Nell’attuale contesto geopolitico, caratterizzato da una progressiva erosione della competitività europea rispetto alla potenza industriale di Stati Uniti e Cina, il continente africano emerge non come un mero mercato di sbocco, ma come un potenziale motore di crescita reciproca e un terreno fertile per una nuova stagione di partenariati strategici.
Il Piano Mattei, proposto dall’Italia, si configura in questa ottica come un’iniziativa dirompente, un’opportunità per il nostro Paese di assumere un ruolo di leadership in un’area geografica storicamente legata al nostro, ma spesso sottosviluppata e bisognosa di investimenti mirati e di un trasferimento tecnologico sostenibile.
Lungi dall’essere un’imposizione di modelli economici occidentali, il Piano Mattei mira a costruire un rapporto basato sull’ascolto, l’empatia e un profondo rispetto delle specificità culturali e delle aspirazioni delle nazioni africane.
La fiducia, pilastro fondamentale per una collaborazione duratura, si costruisce attraverso un approccio trasparente, che tenga conto delle priorità locali e che promuova lo sviluppo di competenze e capacità produttive interne.
Il piano si articola in due assi principali.
Il primo, incentrato sulla formazione professionale, intende valorizzare e potenziare le risorse umane africane, attraverso programmi di istruzione e aggiornamento tecnico, spesso realizzati in collaborazione con le università italiane.
Questo investimento nel capitale umano è essenziale per garantire la sostenibilità a lungo termine dei progetti e per favorire una crescita inclusiva.

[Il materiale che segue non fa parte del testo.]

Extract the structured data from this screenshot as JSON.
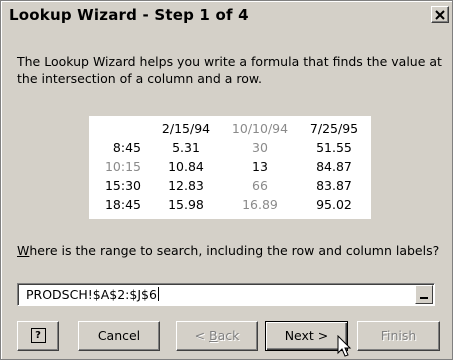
{
  "window": {
    "title": "Lookup Wizard - Step 1 of 4",
    "close_icon": "close-icon"
  },
  "description": "The Lookup Wizard helps you write a formula that finds the value at the intersection of a column and a row.",
  "preview": {
    "columns": [
      "2/15/94",
      "10/10/94",
      "7/25/95"
    ],
    "rows": [
      {
        "label": "8:45",
        "values": [
          "5.31",
          "30",
          "51.55"
        ]
      },
      {
        "label": "10:15",
        "values": [
          "10.84",
          "13",
          "84.87"
        ]
      },
      {
        "label": "15:30",
        "values": [
          "12.83",
          "66",
          "83.87"
        ]
      },
      {
        "label": "18:45",
        "values": [
          "15.98",
          "16.89",
          "95.02"
        ]
      }
    ]
  },
  "question": {
    "accel": "W",
    "rest": "here is the range to search, including the row and column labels?"
  },
  "range_input": {
    "value": "PRODSCH!$A$2:$J$6"
  },
  "buttons": {
    "help": "?",
    "cancel": "Cancel",
    "back_prefix": "< ",
    "back_accel": "B",
    "back_rest": "ack",
    "next": "Next >",
    "finish": "Finish"
  },
  "colors": {
    "dialog_bg": "#d4d0c8",
    "dim_text": "#8a8a8a",
    "disabled_text": "#808080"
  }
}
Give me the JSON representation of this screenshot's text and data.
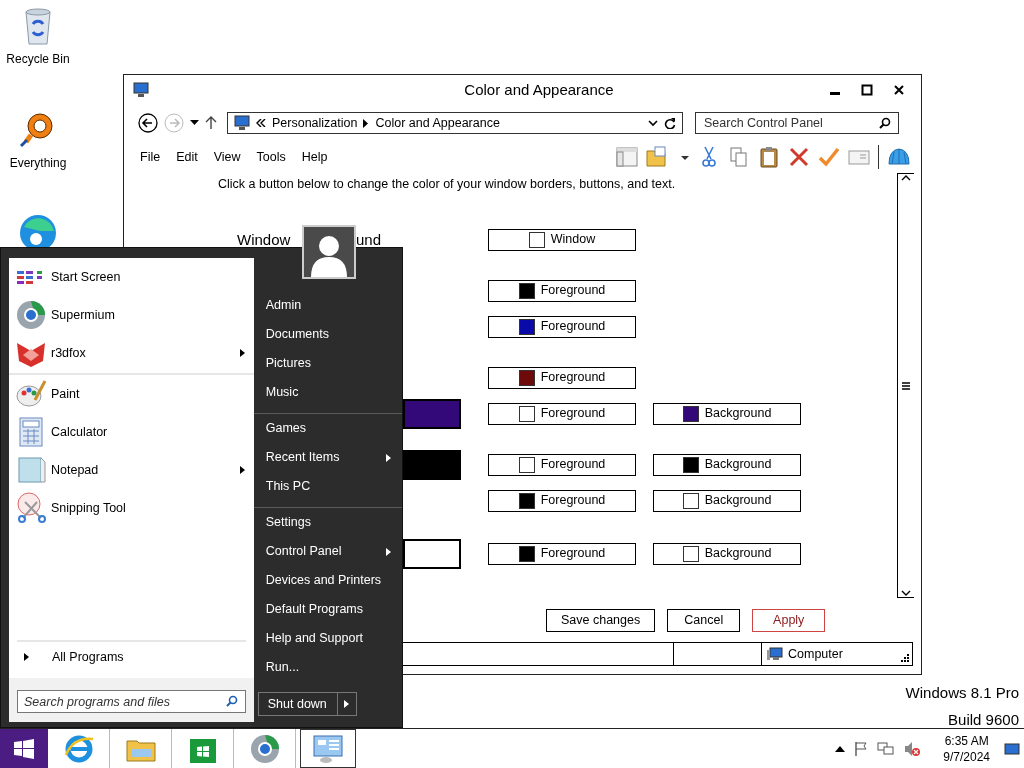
{
  "desktop_icons": [
    {
      "kind": "recycle",
      "label": "Recycle Bin"
    },
    {
      "kind": "everything",
      "label": "Everything"
    },
    {
      "kind": "edge"
    }
  ],
  "window": {
    "title": "Color and Appearance",
    "breadcrumb": [
      "Personalization",
      "Color and Appearance"
    ],
    "search": {
      "placeholder": "Search Control Panel"
    },
    "menu": [
      "File",
      "Edit",
      "View",
      "Tools",
      "Help"
    ],
    "instruction": "Click a button below to change the color of your window borders, buttons, and text.",
    "label_parts": [
      "Window",
      "und"
    ],
    "rows": [
      {
        "buttons": [
          {
            "label": "Window",
            "color": "#ffffff"
          }
        ]
      },
      {
        "buttons": [
          {
            "label": "Foreground",
            "color": "#000000"
          }
        ]
      },
      {
        "buttons": [
          {
            "label": "Foreground",
            "color": "#0a0aa8"
          }
        ]
      },
      {
        "buttons": [
          {
            "label": "Foreground",
            "color": "#6e0a0a"
          }
        ]
      },
      {
        "sample": {
          "color": "#33097a"
        },
        "buttons": [
          {
            "label": "Foreground",
            "color": "#ffffff"
          },
          {
            "label": "Background",
            "color": "#33097a"
          }
        ]
      },
      {
        "sample": {
          "color": "#000000"
        },
        "buttons": [
          {
            "label": "Foreground",
            "color": "#ffffff"
          },
          {
            "label": "Background",
            "color": "#000000"
          }
        ]
      },
      {
        "buttons": [
          {
            "label": "Foreground",
            "color": "#000000"
          },
          {
            "label": "Background",
            "color": "#ffffff"
          }
        ]
      },
      {
        "sample": {
          "color": "#ffffff"
        },
        "buttons": [
          {
            "label": "Foreground",
            "color": "#000000"
          },
          {
            "label": "Background",
            "color": "#ffffff"
          }
        ]
      }
    ],
    "actions": [
      {
        "label": "Save changes",
        "default": false
      },
      {
        "label": "Cancel",
        "default": false
      },
      {
        "label": "Apply",
        "default": true
      }
    ],
    "status": "Computer"
  },
  "start_menu": {
    "programs": [
      {
        "kind": "startscreen",
        "label": "Start Screen",
        "submenu": false,
        "group_end": false
      },
      {
        "kind": "supermium",
        "label": "Supermium",
        "submenu": false,
        "group_end": false
      },
      {
        "kind": "r3dfox",
        "label": "r3dfox",
        "submenu": true,
        "group_end": true
      },
      {
        "kind": "paint",
        "label": "Paint",
        "submenu": false,
        "group_end": false
      },
      {
        "kind": "calculator",
        "label": "Calculator",
        "submenu": false,
        "group_end": false
      },
      {
        "kind": "notepad",
        "label": "Notepad",
        "submenu": true,
        "group_end": false
      },
      {
        "kind": "snipping",
        "label": "Snipping Tool",
        "submenu": false,
        "group_end": false
      }
    ],
    "all_programs": "All Programs",
    "search": {
      "placeholder": "Search programs and files"
    },
    "places": [
      {
        "label": "Admin",
        "submenu": false,
        "group_end": false
      },
      {
        "label": "Documents",
        "submenu": false,
        "group_end": false
      },
      {
        "label": "Pictures",
        "submenu": false,
        "group_end": false
      },
      {
        "label": "Music",
        "submenu": false,
        "group_end": true
      },
      {
        "label": "Games",
        "submenu": false,
        "group_end": false
      },
      {
        "label": "Recent Items",
        "submenu": true,
        "group_end": false
      },
      {
        "label": "This PC",
        "submenu": false,
        "group_end": true
      },
      {
        "label": "Settings",
        "submenu": false,
        "group_end": false
      },
      {
        "label": "Control Panel",
        "submenu": true,
        "group_end": false
      },
      {
        "label": "Devices and Printers",
        "submenu": false,
        "group_end": false
      },
      {
        "label": "Default Programs",
        "submenu": false,
        "group_end": false
      },
      {
        "label": "Help and Support",
        "submenu": false,
        "group_end": false
      },
      {
        "label": "Run...",
        "submenu": false,
        "group_end": false
      }
    ],
    "shutdown": "Shut down"
  },
  "edition": [
    "Windows 8.1 Pro",
    "Build 9600"
  ],
  "taskbar": {
    "pinned": [
      {
        "kind": "ie",
        "active": false
      },
      {
        "kind": "explorer",
        "active": false
      },
      {
        "kind": "store",
        "active": false
      },
      {
        "kind": "supermium",
        "active": false
      },
      {
        "kind": "controlpanel",
        "active": true
      }
    ],
    "time": "6:35 AM",
    "date": "9/7/2024"
  }
}
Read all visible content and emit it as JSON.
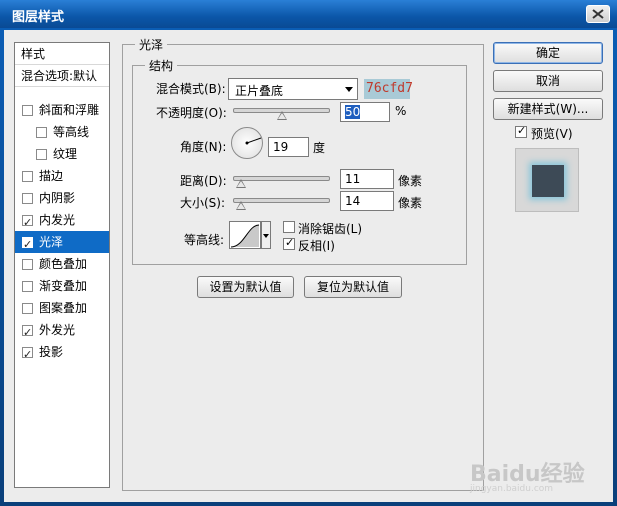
{
  "window": {
    "title": "图层样式"
  },
  "style_list": {
    "header": "样式",
    "blend_default": "混合选项:默认",
    "items": [
      {
        "label": "斜面和浮雕",
        "checked": false
      },
      {
        "label": "等高线",
        "checked": false
      },
      {
        "label": "纹理",
        "checked": false
      },
      {
        "label": "描边",
        "checked": false
      },
      {
        "label": "内阴影",
        "checked": false
      },
      {
        "label": "内发光",
        "checked": true
      },
      {
        "label": "光泽",
        "checked": true
      },
      {
        "label": "颜色叠加",
        "checked": false
      },
      {
        "label": "渐变叠加",
        "checked": false
      },
      {
        "label": "图案叠加",
        "checked": false
      },
      {
        "label": "外发光",
        "checked": true
      },
      {
        "label": "投影",
        "checked": true
      }
    ]
  },
  "satin": {
    "group_title": "光泽",
    "structure_title": "结构",
    "blend_mode_label": "混合模式(B):",
    "blend_mode_value": "正片叠底",
    "color_hex": "76cfd7",
    "opacity_label": "不透明度(O):",
    "opacity_value": "50",
    "opacity_unit": "%",
    "opacity_level": 0.5,
    "angle_label": "角度(N):",
    "angle_value": "19",
    "angle_unit": "度",
    "distance_label": "距离(D):",
    "distance_value": "11",
    "distance_unit": "像素",
    "size_label": "大小(S):",
    "size_value": "14",
    "size_unit": "像素",
    "contour_label": "等高线:",
    "anti_alias_label": "消除锯齿(L)",
    "anti_alias_checked": false,
    "invert_label": "反相(I)",
    "invert_checked": true,
    "set_default_button": "设置为默认值",
    "reset_default_button": "复位为默认值"
  },
  "actions": {
    "ok": "确定",
    "cancel": "取消",
    "new_style": "新建样式(W)...",
    "preview_label": "预览(V)",
    "preview_checked": true
  },
  "watermark": {
    "brand": "Baidu经验",
    "url": "jingyan.baidu.com"
  },
  "colors": {
    "title_bar": "#0b56a8",
    "selection": "#0f6bc6",
    "color_swatch": "#a9cad6",
    "preview_fill": "#3d4a56",
    "preview_glow": "#8cc7da"
  }
}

Il secondo asse si concentra sull’attivazione del ruolo strategico delle partecipate statali italiane, che fungono da catalizzatori per l’ingresso e la crescita delle piccole e medie imprese (PMI) sui mercati africani.
Questo approccio consente di sfruttare le sinergie tra grandi aziende e realtà più piccole, promuovendo l’innovazione e la creazione di posti di lavoro.
L’Italia, con la sua tradizione industriale consolidata e la riconosciuta eccellenza del “Made in Italy”, vanta una posizione privilegiata per cogliere questa opportunità.
Il nostro patrimonio industriale rappresenta un asset strategico, un marchio di qualità riconosciuto a livello globale, che deve essere protetto e valorizzato.
Tuttavia, per ambire a una leadership duratura, è imperativo europeizzare il Piano Mattei.
Le risorse attualmente destinate all’iniziativa, seppur significative (4-5 miliardi), sono insufficienti per competere con gli ingenti investimenti già effettuati dalla Cina (circa 50 miliardi).
Un’azione coordinata a livello europeo, che mobiliti risorse e competenze condivise, è quindi indispensabile per massimizzare l’impatto del Piano e per garantire che i benefici siano equamente distribuiti.
In definitiva, il Piano Mattei non è solo un’iniziativa italiana, ma una sfida europea, un’opportunità per riscattare il ruolo del Vecchio Continente nel panorama globale, ponendo al centro la cooperazione, lo sviluppo sostenibile e la costruzione di un futuro condiviso con il continente africano.